А я смеялся ему вслед и радостно махал рукой, дурачок!..
Я не знаю, почему я подумал об отце.
Может быть, всё — таки есть волны, которые передаются от человека к человеку? Может быть, предчувствие — это не суеверие, не предрассудок, а что — то такое, что есть на самом деле?
Я вздрогнул там, на берегу, подумав про отца.
И снова вздрогнул ночью. Меня будто кто — то толкнул, и я проснулся, подумав вдруг, что с отцом случилось несчастье.
В ночной тишине мерно тикали ходики, от натопленной, белеющей в темноте печки дышало теплом, а мне было тревожно и неуютно, и никак не шёл сон.
Вечером мама наказывала мне, чтобы я больше не ходил на берег, к тупику, чтобы не слушал Вовку Крошкина, если он станет звать меня снова. Мама сердилась, хотела поговорить с Анной Николаевной об этой странной экскурсии, и я не обижался на маму.
Она, конечно, думала, что я её не пойму, а я прекрасно понимал. Отлично понимал, почему она сердится на Анну Николаевну, на меня, на Вовку, понимал теперь, почему она ни разу не сказала про санитарные эшелоны, про то, что таскает на носилках раненых и вот — даже мёртвых. Теперь мне всё было понятно, всё до последней капельки.
Мама старалась скрыть от меня войну.
Мама старалась, чтобы я про неё знал поменьше. Ел бы себе завариху, ну, слушал радио, тут никуда не денешься, не заткнёшь же мне уши, и бегал бы в школу, учился себе на здоровье!
Смешно просто думала мама… Взрослая, а рассуждала, как ребёнок… Да разве же скроешь её, войну, разве упрячешь её куда — нибудь подальше?
Вот она, вся на виду, правильно говорила Анна Николаевна: и свечки в классе, й тетрадки из старых газет, а сегодня — это, страшное, куда его денешь? Я снова увидел жёлтые, словно восковые, ноги, изрешеченный осколками вагон.
— Гады, — прошептал я, — гады! — и сжал кулаки, вспомнив открытки, полученные от отца, женщину, нарисованную на этих открытках, и слова „Родина — мать зовёт!“.

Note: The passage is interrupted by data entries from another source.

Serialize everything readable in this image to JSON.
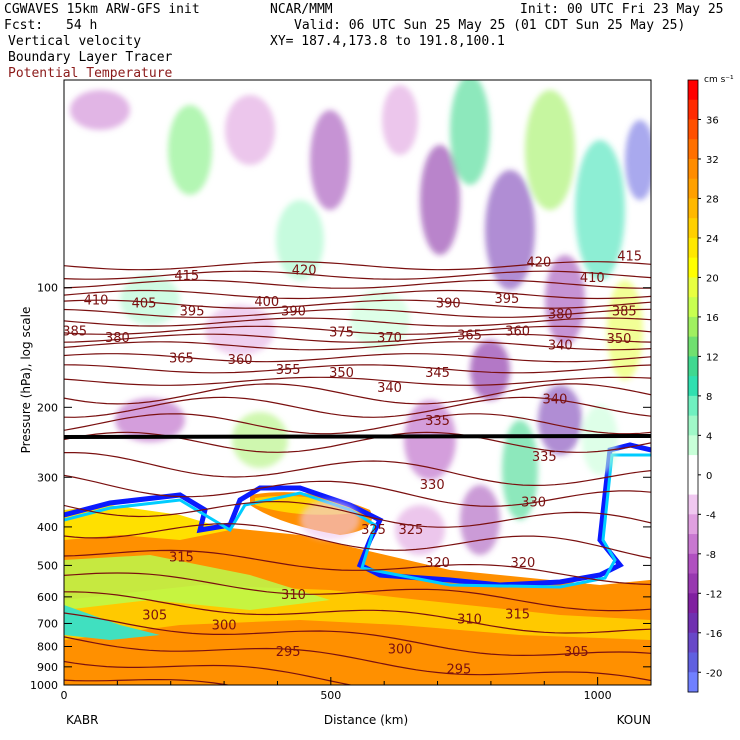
{
  "header": {
    "model": "CGWAVES 15km ARW-GFS init",
    "org": "NCAR/MMM",
    "init": "Init: 00 UTC Fri 23 May 25",
    "fcst_label": "Fcst:",
    "fcst_value": "54 h",
    "valid": "Valid: 06 UTC Sun 25 May 25 (01 CDT Sun 25 May 25)",
    "field1": "Vertical velocity",
    "field2": "Boundary Layer Tracer",
    "field3": "Potential Temperature",
    "xy": "XY= 187.4,173.8 to 191.8,100.1"
  },
  "colors": {
    "potential_temperature": "#7a1010",
    "tracer": "#0000ff"
  },
  "chart_data": {
    "type": "heatmap",
    "title": "",
    "xlabel": "Distance (km)",
    "ylabel": "Pressure (hPa), log scale",
    "x_ticks": [
      "0",
      "500",
      "1000"
    ],
    "x_tick_values": [
      0,
      500,
      1000
    ],
    "xlim": [
      0,
      1100
    ],
    "y_scale": "log",
    "ylim": [
      1000,
      30
    ],
    "y_ticks": [
      "100",
      "200",
      "300",
      "400",
      "500",
      "600",
      "700",
      "800",
      "900",
      "1000"
    ],
    "y_tick_values": [
      100,
      200,
      300,
      400,
      500,
      600,
      700,
      800,
      900,
      1000
    ],
    "endpoints": {
      "left": "KABR",
      "right": "KOUN"
    },
    "colorbar": {
      "units": "cm s⁻¹",
      "labels": [
        "36",
        "32",
        "28",
        "24",
        "20",
        "16",
        "12",
        "8",
        "4",
        "0",
        "-4",
        "-8",
        "-12",
        "-16",
        "-20"
      ],
      "label_values": [
        36,
        32,
        28,
        24,
        20,
        16,
        12,
        8,
        4,
        0,
        -4,
        -8,
        -12,
        -16,
        -20
      ],
      "colors": [
        "#ff0000",
        "#ff2a00",
        "#ff5000",
        "#ff7000",
        "#ff8c00",
        "#ffa000",
        "#ffb800",
        "#ffd000",
        "#ffe800",
        "#ffff00",
        "#e8ff40",
        "#c8ff50",
        "#a0f060",
        "#70e070",
        "#40d890",
        "#30e0b0",
        "#70f0c0",
        "#a0f8c8",
        "#c8ffd8",
        "#ffffff",
        "#ffffff",
        "#f0c8f0",
        "#e0a0e0",
        "#c878d0",
        "#b050c0",
        "#9838b0",
        "#8020a0",
        "#7030b0",
        "#6848c8",
        "#6060e0",
        "#7080ff"
      ]
    },
    "theta_labels": [
      {
        "text": "415",
        "x": 230,
        "p": 93
      },
      {
        "text": "420",
        "x": 450,
        "p": 90
      },
      {
        "text": "420",
        "x": 890,
        "p": 86
      },
      {
        "text": "415",
        "x": 1060,
        "p": 83
      },
      {
        "text": "410",
        "x": 60,
        "p": 107
      },
      {
        "text": "405",
        "x": 150,
        "p": 109
      },
      {
        "text": "400",
        "x": 380,
        "p": 108
      },
      {
        "text": "395",
        "x": 240,
        "p": 114
      },
      {
        "text": "390",
        "x": 430,
        "p": 114
      },
      {
        "text": "390",
        "x": 720,
        "p": 109
      },
      {
        "text": "395",
        "x": 830,
        "p": 106
      },
      {
        "text": "410",
        "x": 990,
        "p": 94
      },
      {
        "text": "380",
        "x": 930,
        "p": 116
      },
      {
        "text": "385",
        "x": 1050,
        "p": 114
      },
      {
        "text": "385",
        "x": 20,
        "p": 128
      },
      {
        "text": "380",
        "x": 100,
        "p": 133
      },
      {
        "text": "375",
        "x": 520,
        "p": 129
      },
      {
        "text": "370",
        "x": 610,
        "p": 133
      },
      {
        "text": "365",
        "x": 760,
        "p": 131
      },
      {
        "text": "360",
        "x": 850,
        "p": 128
      },
      {
        "text": "340",
        "x": 930,
        "p": 139
      },
      {
        "text": "350",
        "x": 1040,
        "p": 134
      },
      {
        "text": "365",
        "x": 220,
        "p": 150
      },
      {
        "text": "360",
        "x": 330,
        "p": 151
      },
      {
        "text": "355",
        "x": 420,
        "p": 160
      },
      {
        "text": "350",
        "x": 520,
        "p": 163
      },
      {
        "text": "345",
        "x": 700,
        "p": 163
      },
      {
        "text": "340",
        "x": 610,
        "p": 178
      },
      {
        "text": "340",
        "x": 920,
        "p": 190
      },
      {
        "text": "335",
        "x": 700,
        "p": 215
      },
      {
        "text": "335",
        "x": 900,
        "p": 265
      },
      {
        "text": "330",
        "x": 690,
        "p": 312
      },
      {
        "text": "330",
        "x": 880,
        "p": 345
      },
      {
        "text": "325",
        "x": 580,
        "p": 405
      },
      {
        "text": "325",
        "x": 650,
        "p": 405
      },
      {
        "text": "320",
        "x": 700,
        "p": 490
      },
      {
        "text": "320",
        "x": 860,
        "p": 490
      },
      {
        "text": "315",
        "x": 220,
        "p": 475
      },
      {
        "text": "310",
        "x": 430,
        "p": 590
      },
      {
        "text": "310",
        "x": 760,
        "p": 680
      },
      {
        "text": "315",
        "x": 850,
        "p": 660
      },
      {
        "text": "305",
        "x": 170,
        "p": 665
      },
      {
        "text": "300",
        "x": 300,
        "p": 705
      },
      {
        "text": "295",
        "x": 420,
        "p": 820
      },
      {
        "text": "300",
        "x": 630,
        "p": 810
      },
      {
        "text": "295",
        "x": 740,
        "p": 910
      },
      {
        "text": "305",
        "x": 960,
        "p": 820
      }
    ]
  }
}
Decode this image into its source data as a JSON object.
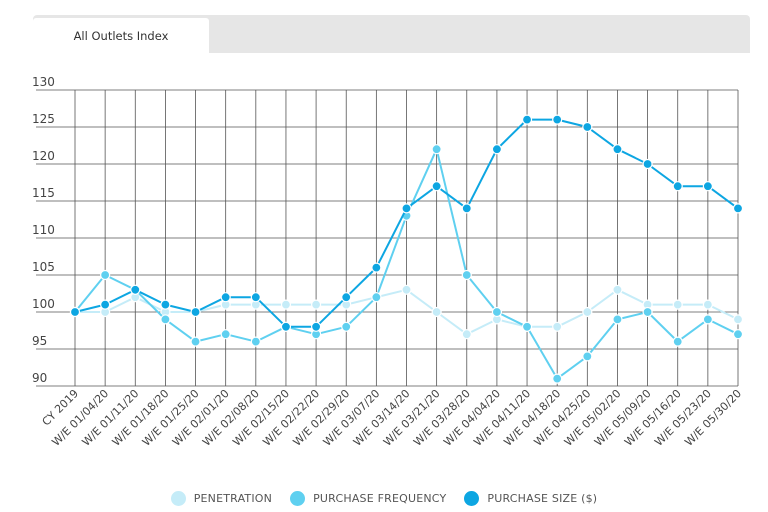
{
  "tabs": [
    {
      "label": "All Outlets Index"
    }
  ],
  "colors": {
    "penetration": "#c5ecf8",
    "purchase_frequency": "#5fd0f0",
    "purchase_size": "#0da6e2",
    "grid": "#555555"
  },
  "legend": [
    {
      "label": "PENETRATION",
      "series": 0
    },
    {
      "label": "PURCHASE FREQUENCY",
      "series": 1
    },
    {
      "label": "PURCHASE SIZE ($)",
      "series": 2
    }
  ],
  "chart_data": {
    "type": "line",
    "title": "",
    "xlabel": "",
    "ylabel": "",
    "ylim": [
      90,
      130
    ],
    "yticks": [
      90,
      95,
      100,
      105,
      110,
      115,
      120,
      125,
      130
    ],
    "grid": true,
    "legend_position": "bottom",
    "categories": [
      "CY 2019",
      "W/E 01/04/20",
      "W/E 01/11/20",
      "W/E 01/18/20",
      "W/E 01/25/20",
      "W/E 02/01/20",
      "W/E 02/08/20",
      "W/E 02/15/20",
      "W/E 02/22/20",
      "W/E 02/29/20",
      "W/E 03/07/20",
      "W/E 03/14/20",
      "W/E 03/21/20",
      "W/E 03/28/20",
      "W/E 04/04/20",
      "W/E 04/11/20",
      "W/E 04/18/20",
      "W/E 04/25/20",
      "W/E 05/02/20",
      "W/E 05/09/20",
      "W/E 05/16/20",
      "W/E 05/23/20",
      "W/E 05/30/20"
    ],
    "series": [
      {
        "name": "PENETRATION",
        "values": [
          100,
          100,
          102,
          100,
          100,
          101,
          101,
          101,
          101,
          101,
          102,
          103,
          100,
          97,
          99,
          98,
          98,
          100,
          103,
          101,
          101,
          101,
          99
        ]
      },
      {
        "name": "PURCHASE FREQUENCY",
        "values": [
          100,
          105,
          103,
          99,
          96,
          97,
          96,
          98,
          97,
          98,
          102,
          113,
          122,
          105,
          100,
          98,
          91,
          94,
          99,
          100,
          96,
          99,
          97
        ]
      },
      {
        "name": "PURCHASE SIZE ($)",
        "values": [
          100,
          101,
          103,
          101,
          100,
          102,
          102,
          98,
          98,
          102,
          106,
          114,
          117,
          114,
          122,
          126,
          126,
          125,
          122,
          120,
          117,
          117,
          114
        ]
      }
    ]
  }
}
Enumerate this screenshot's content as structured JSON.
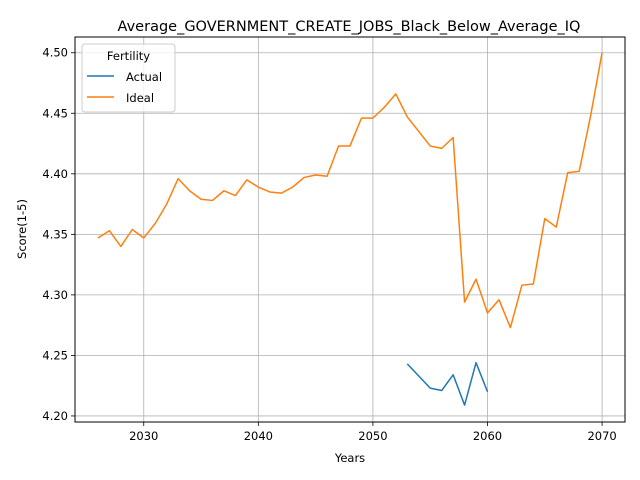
{
  "chart_data": {
    "type": "line",
    "title": "Average_GOVERNMENT_CREATE_JOBS_Black_Below_Average_IQ",
    "xlabel": "Years",
    "ylabel": "Score(1-5)",
    "xlim": [
      2024,
      2072
    ],
    "ylim": [
      4.195,
      4.513
    ],
    "xticks": [
      2030,
      2040,
      2050,
      2060,
      2070
    ],
    "yticks": [
      4.2,
      4.25,
      4.3,
      4.35,
      4.4,
      4.45,
      4.5
    ],
    "xtick_labels": [
      "2030",
      "2040",
      "2050",
      "2060",
      "2070"
    ],
    "ytick_labels": [
      "4.20",
      "4.25",
      "4.30",
      "4.35",
      "4.40",
      "4.45",
      "4.50"
    ],
    "grid": true,
    "legend": {
      "title": "Fertility",
      "position": "top-left"
    },
    "series": [
      {
        "name": "Actual",
        "color": "#1f77b4",
        "x": [
          2053,
          2054,
          2055,
          2056,
          2057,
          2058,
          2059,
          2060
        ],
        "y": [
          4.243,
          4.233,
          4.223,
          4.221,
          4.234,
          4.209,
          4.244,
          4.22
        ]
      },
      {
        "name": "Ideal",
        "color": "#ff7f0e",
        "x": [
          2026,
          2027,
          2028,
          2029,
          2030,
          2031,
          2032,
          2033,
          2034,
          2035,
          2036,
          2037,
          2038,
          2039,
          2040,
          2041,
          2042,
          2043,
          2044,
          2045,
          2046,
          2047,
          2048,
          2049,
          2050,
          2051,
          2052,
          2053,
          2054,
          2055,
          2056,
          2057,
          2058,
          2059,
          2060,
          2061,
          2062,
          2063,
          2064,
          2065,
          2066,
          2067,
          2068,
          2069,
          2070
        ],
        "y": [
          4.347,
          4.353,
          4.34,
          4.354,
          4.347,
          4.359,
          4.375,
          4.396,
          4.386,
          4.379,
          4.378,
          4.386,
          4.382,
          4.395,
          4.389,
          4.385,
          4.384,
          4.389,
          4.397,
          4.399,
          4.398,
          4.423,
          4.423,
          4.446,
          4.446,
          4.455,
          4.466,
          4.447,
          4.435,
          4.423,
          4.421,
          4.43,
          4.294,
          4.313,
          4.285,
          4.296,
          4.273,
          4.308,
          4.309,
          4.363,
          4.356,
          4.401,
          4.402,
          4.448,
          4.5
        ]
      }
    ]
  }
}
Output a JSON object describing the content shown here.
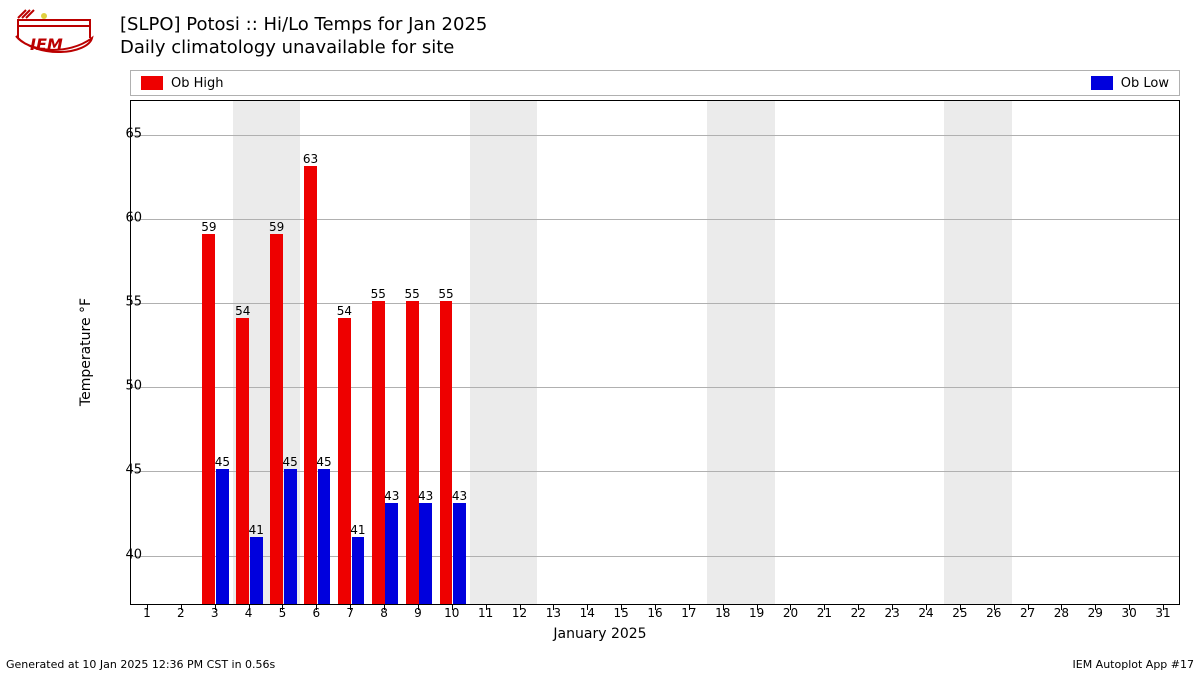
{
  "logo_text": "IEM",
  "title_line1": "[SLPO] Potosi :: Hi/Lo Temps for Jan 2025",
  "title_line2": "Daily climatology unavailable for site",
  "legend": {
    "high": {
      "label": "Ob High",
      "color": "#ee0000"
    },
    "low": {
      "label": "Ob Low",
      "color": "#0000dd"
    }
  },
  "chart": {
    "type": "bar",
    "ylabel": "Temperature °F",
    "xlabel": "January 2025",
    "ylim": [
      37,
      67
    ],
    "yticks": [
      40,
      45,
      50,
      55,
      60,
      65
    ],
    "xticks": [
      1,
      2,
      3,
      4,
      5,
      6,
      7,
      8,
      9,
      10,
      11,
      12,
      13,
      14,
      15,
      16,
      17,
      18,
      19,
      20,
      21,
      22,
      23,
      24,
      25,
      26,
      27,
      28,
      29,
      30,
      31
    ],
    "xrange": [
      0.5,
      31.5
    ],
    "weekend_bands": [
      [
        3.5,
        5.5
      ],
      [
        10.5,
        12.5
      ],
      [
        17.5,
        19.5
      ],
      [
        24.5,
        26.5
      ]
    ],
    "highs": [
      {
        "day": 3,
        "val": 59
      },
      {
        "day": 4,
        "val": 54
      },
      {
        "day": 5,
        "val": 59
      },
      {
        "day": 6,
        "val": 63
      },
      {
        "day": 7,
        "val": 54
      },
      {
        "day": 8,
        "val": 55
      },
      {
        "day": 9,
        "val": 55
      },
      {
        "day": 10,
        "val": 55
      }
    ],
    "lows": [
      {
        "day": 3,
        "val": 45
      },
      {
        "day": 4,
        "val": 41
      },
      {
        "day": 5,
        "val": 45
      },
      {
        "day": 6,
        "val": 45
      },
      {
        "day": 7,
        "val": 41
      },
      {
        "day": 8,
        "val": 43
      },
      {
        "day": 9,
        "val": 43
      },
      {
        "day": 10,
        "val": 43
      }
    ],
    "bar_width": 0.38,
    "high_offset": -0.2,
    "low_offset": 0.2,
    "grid_color": "#b0b0b0",
    "weekend_color": "#ebebeb",
    "background": "#ffffff"
  },
  "footer_left": "Generated at 10 Jan 2025 12:36 PM CST in 0.56s",
  "footer_right": "IEM Autoplot App #17"
}
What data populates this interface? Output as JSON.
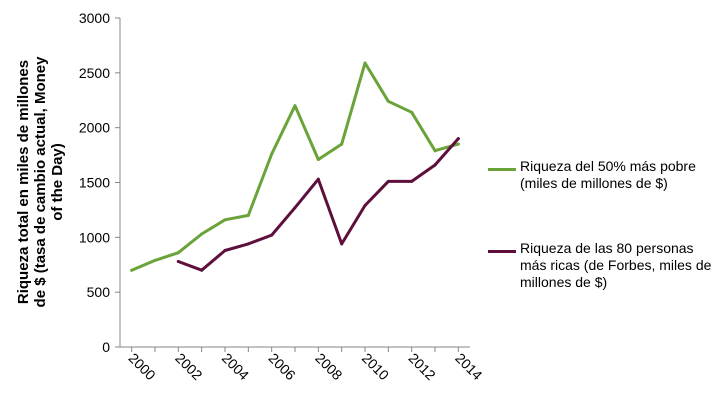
{
  "chart_data": {
    "type": "line",
    "title": "",
    "xlabel": "",
    "ylabel": "Riqueza total en miles de millones de $ (tasa de cambio actual, Money of the Day)",
    "ylim": [
      0,
      3000
    ],
    "yticks": [
      0,
      500,
      1000,
      1500,
      2000,
      2500,
      3000
    ],
    "xlim": [
      1999.5,
      2014.5
    ],
    "xticks": [
      2000,
      2002,
      2004,
      2006,
      2008,
      2010,
      2012,
      2014
    ],
    "grid": false,
    "legend_position": "right",
    "series": [
      {
        "name": "Riqueza del 50% más pobre (miles de millones de $)",
        "color": "#6aa339",
        "x": [
          2000,
          2001,
          2002,
          2003,
          2004,
          2005,
          2006,
          2007,
          2008,
          2009,
          2010,
          2011,
          2012,
          2013,
          2014
        ],
        "values": [
          700,
          790,
          860,
          1030,
          1160,
          1200,
          1760,
          2200,
          1710,
          1850,
          2590,
          2240,
          2140,
          1790,
          1850
        ]
      },
      {
        "name": "Riqueza de las 80 personas más ricas (de Forbes, miles de millones de $)",
        "color": "#5e0f3b",
        "x": [
          2002,
          2003,
          2004,
          2005,
          2006,
          2007,
          2008,
          2009,
          2010,
          2011,
          2012,
          2013,
          2014
        ],
        "values": [
          780,
          700,
          880,
          940,
          1020,
          1270,
          1530,
          940,
          1290,
          1510,
          1510,
          1660,
          1900
        ]
      }
    ]
  }
}
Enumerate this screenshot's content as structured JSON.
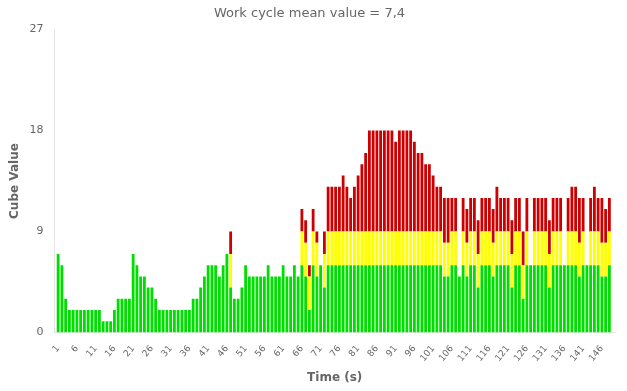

Я думал не раз про эти слова, женщина с платком на плечах обращалась ко всем, — значит, и ко мне, но я не знал, что мне делать.
Убегать на войну было глупо, смешно, несерьёзно, я это понимал. Это всё равно, что путаться под ногами у взрослых, только отвлекать их и мешать им. Значит, Родине нужно было помогать здесь. Например, шить кисеты. В третьем классе девчонки шили кисеты и вышивали на них цветными нитками: „Храброму бойцу“. Конечно, шить — это девчачье дело, но сейчас шла война. Шить так шить. Пусть курят бойцы махорочку.
Я ворочался с боку на бок, представляя сшитые мною кисеты, набитые табаком. Много — много кисетов, и на каждом вышито красными нитками — нет, не „Храброму бойцу“, это пусть вышивают девчонки из третьего класса, а мои, мной придуманные слова: „Бей врага!“ Впрочем, можно было вышить ещё лучше: „Смерть фашизму!“ или „Смерть фашисту!“ — так было понятнее, и я, прикрыв глаза, попробовал представить себе фашиста.
Фашист был в рогатой каске, с вытаращенными глазами. Рукава у него закатаны; в волосатых, как у обезьян, руках он держал дымящийся автомат.
Фашист был ужасен, отвратителен, и я сказал громко, отчаянно:
— Гад, гад! — Ведь этот фашист убил бойца, которого несла мама.
На маминой кровати зашелестела простыня.
— Ты что? — спросила она тревожно.
— Гады эти фашисты! — сказал я громко. — Убили того бойца.
Мама помолчала.
— Если бы одного! — сказала она вдруг и, словно спохватившись, добавила: — Ты спи, спи!
— „Спи“! — обозлился я, вспоминая открытку.